Judo: rescaldo dos Campeonatos da Europa Tbilisi 2026
Apesar de não ter uma bola de cristal, ou dominar a astrologia, não era difícil antever que a prestação da Equipa Portuguesa nos Campeonatos da Europa de Tbilisi não ficaria na história, como já aconteceu, por diversas vezes, no passado.
A comitiva portuguesa teve ausências de peso. Não contou com os melhores Judocas Portugueses da atualidade, que recuperam de lesões tendo em vista estar a 100%, ou lá próximo, no arranque da janela de qualificação para os Jogos Olímpicos de Los Angeles 2028, que arranca já no próximo mês de Junho.

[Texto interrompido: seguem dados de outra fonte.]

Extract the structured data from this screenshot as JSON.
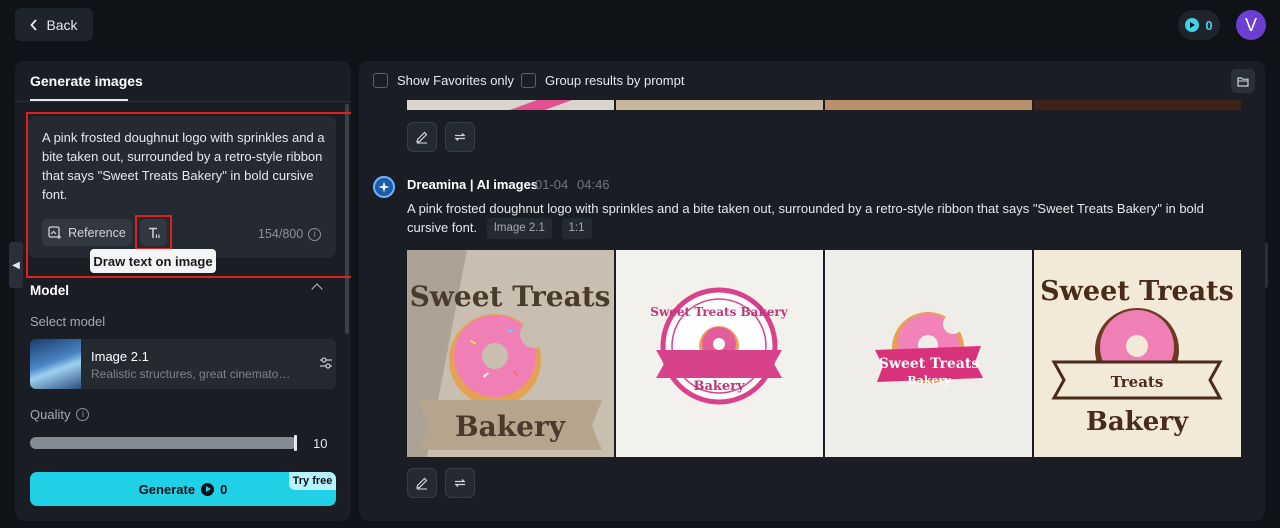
{
  "header": {
    "back_label": "Back",
    "credits": "0",
    "avatar_letter": "V"
  },
  "left_panel": {
    "tab_label": "Generate images",
    "prompt": "A pink frosted doughnut logo with sprinkles and a bite taken out, surrounded by a retro-style ribbon that says \"Sweet Treats Bakery\" in bold cursive font.",
    "reference_label": "Reference",
    "char_count": "154/800",
    "tooltip": "Draw text on image",
    "model_section_title": "Model",
    "select_model_label": "Select model",
    "model": {
      "name": "Image 2.1",
      "description": "Realistic structures, great cinematography"
    },
    "quality_label": "Quality",
    "quality_value": "10",
    "quality_fraction": 1.0,
    "generate_label": "Generate",
    "generate_cost": "0",
    "try_free_label": "Try free"
  },
  "right_panel": {
    "filters": {
      "favorites_label": "Show Favorites only",
      "group_label": "Group results by prompt"
    },
    "generation": {
      "author": "Dreamina | AI images",
      "date": "01-04",
      "time": "04:46",
      "prompt": "A pink frosted doughnut logo with sprinkles and a bite taken out, surrounded by a retro-style ribbon that says \"Sweet Treats Bakery\" in bold cursive font.",
      "model_tag": "Image 2.1",
      "ratio_tag": "1:1",
      "images": [
        {
          "line1": "Sweet Treats",
          "line2": "Bakery"
        },
        {
          "line1": "Sweet Treats Bakery",
          "line2": "Bakery"
        },
        {
          "line1": "Sweet Treats",
          "line2": "Bakery"
        },
        {
          "line1": "Sweet Treats",
          "line2": "Treats",
          "line3": "Bakery"
        }
      ]
    }
  },
  "colors": {
    "accent": "#1fd0e6",
    "highlight": "#e02020",
    "panel": "#1a1e24",
    "background": "#0f1216"
  },
  "icons": [
    "chevron-left-icon",
    "credit-coin-icon",
    "reference-image-icon",
    "text-tool-icon",
    "info-icon",
    "chevron-up-icon",
    "settings-sliders-icon",
    "folder-icon",
    "edit-pencil-icon",
    "regenerate-icon",
    "dreamina-logo-icon",
    "arrow-left-icon",
    "arrow-right-icon"
  ]
}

Campeonatos da Europa Tbilisi 2026
Como detalhei no último artigo, o sucesso da participação de Portugal nos Campeonatos da Europa de Tbilisi, estava muito condicionada devido à ausência de quatro nomes de peso, Patrícia Sampaio, Catarina Costa, Taís Pina e Jorge Fonseca, na verdade, os principais judocas Portugueses da atualidade.

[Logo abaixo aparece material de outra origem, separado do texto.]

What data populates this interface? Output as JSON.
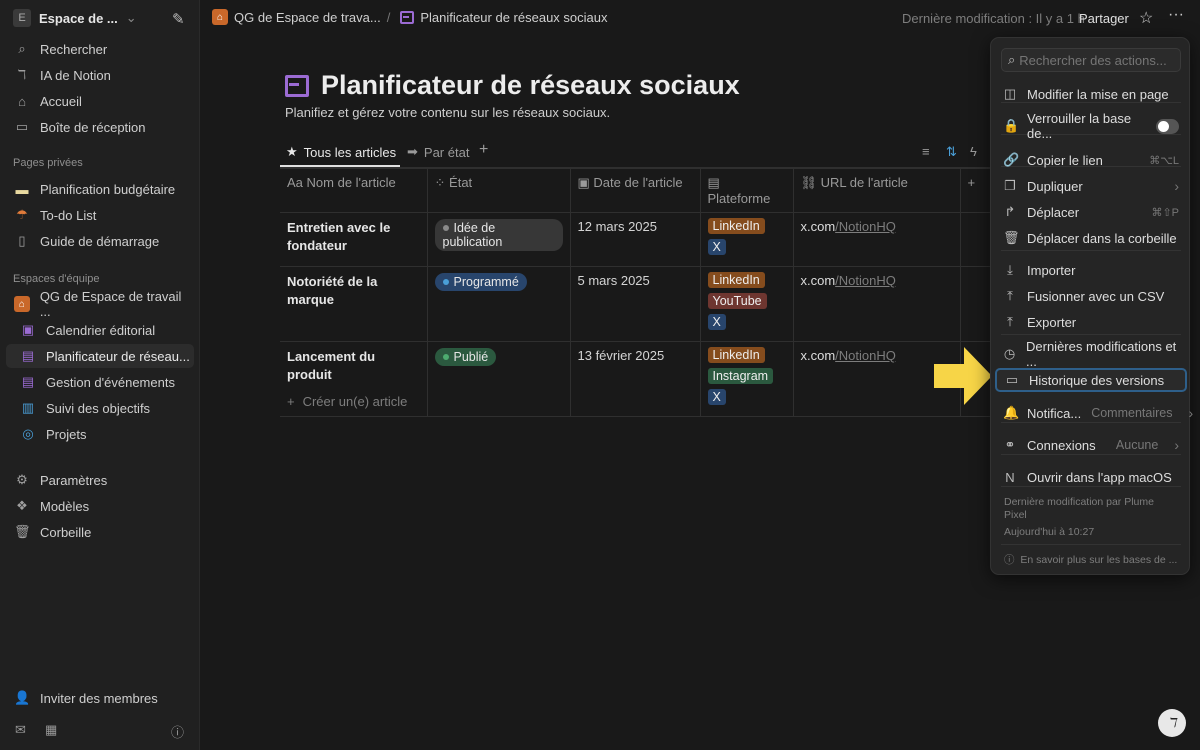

No que respeita à prestação dos Judocas que estiveram presentes, começo por destacar Barbara Timo, que foi a judoca que esteve mais consistente e ao nível do que nos habituou num percurso que já valeu, uma prata e um bronze em Campeonatos do Mundo. Não tivesse um sorteio matreiro, que a colocou frente a uma das mais promissoras judocas da atualidade logo na 3.ª ronda desta disputadíssima categoria dos 70Kg, a jovem Suíça Campeã do Mundo de Juniores e atual número 6 do mundo, April Lynn FOHOUO, que viria a derrotar a Portuguesa pela vantagem mínima de Yuko, acredito que Bárbara teria condições de chegar à disputa das medalhas e, quem sabe, voltar a subir ao pódio de uns Campeonatos da Europa, como aconteceu em 2021 em Lisboa, onde conquistou a medalha de bronze.
De resto, nada de relevante a assinalar, saúdo o regresso de Rochele Nunes, a judoca portuguesa mais experiente em prova nesta competição, com duas medalhas de bronze conquistadas em 2020 e 2021, respetivamente em Praga e em Lisboa, mas que, apesar da vontade, ainda ficou evidente que está sem ritmo para uma categoria de peso cada vez mais exigente e com muitas jovens cheias de talento e compromisso de chegar ao pódio.
No que respeita às categorias masculinas, confesso que acreditava que tanto Miguel Gago, nos 60Kg, como Otari Kvantidze, nos 73Kg, reunissem condições para chegar longe nesta competição, tendo como referência as recentes prestações em etapas do circuito mundial. No entanto, se é verdade que Otari teve um combate para esquecer na segunda ronda frente ao jovem Francês Dayyan BOULEMTAFES, Miguel teve logo na segunda ronda um combate frente ao experiente judoca Russo Murad CHOPANOV, que viria a conquistar o ouro e o respetivo título de Campeão Europeu dos 66Kg. Não ter o estatuto de cabeça de serie no sorteio, lugar reservado para os 8 judocas melhor posicionados no ranking em prova, tem este resultado perverso, de poder colocar pela frente, logo na fase da prova a eliminar, um dos melhores judocas em prova, como aconteceu com o Miguel.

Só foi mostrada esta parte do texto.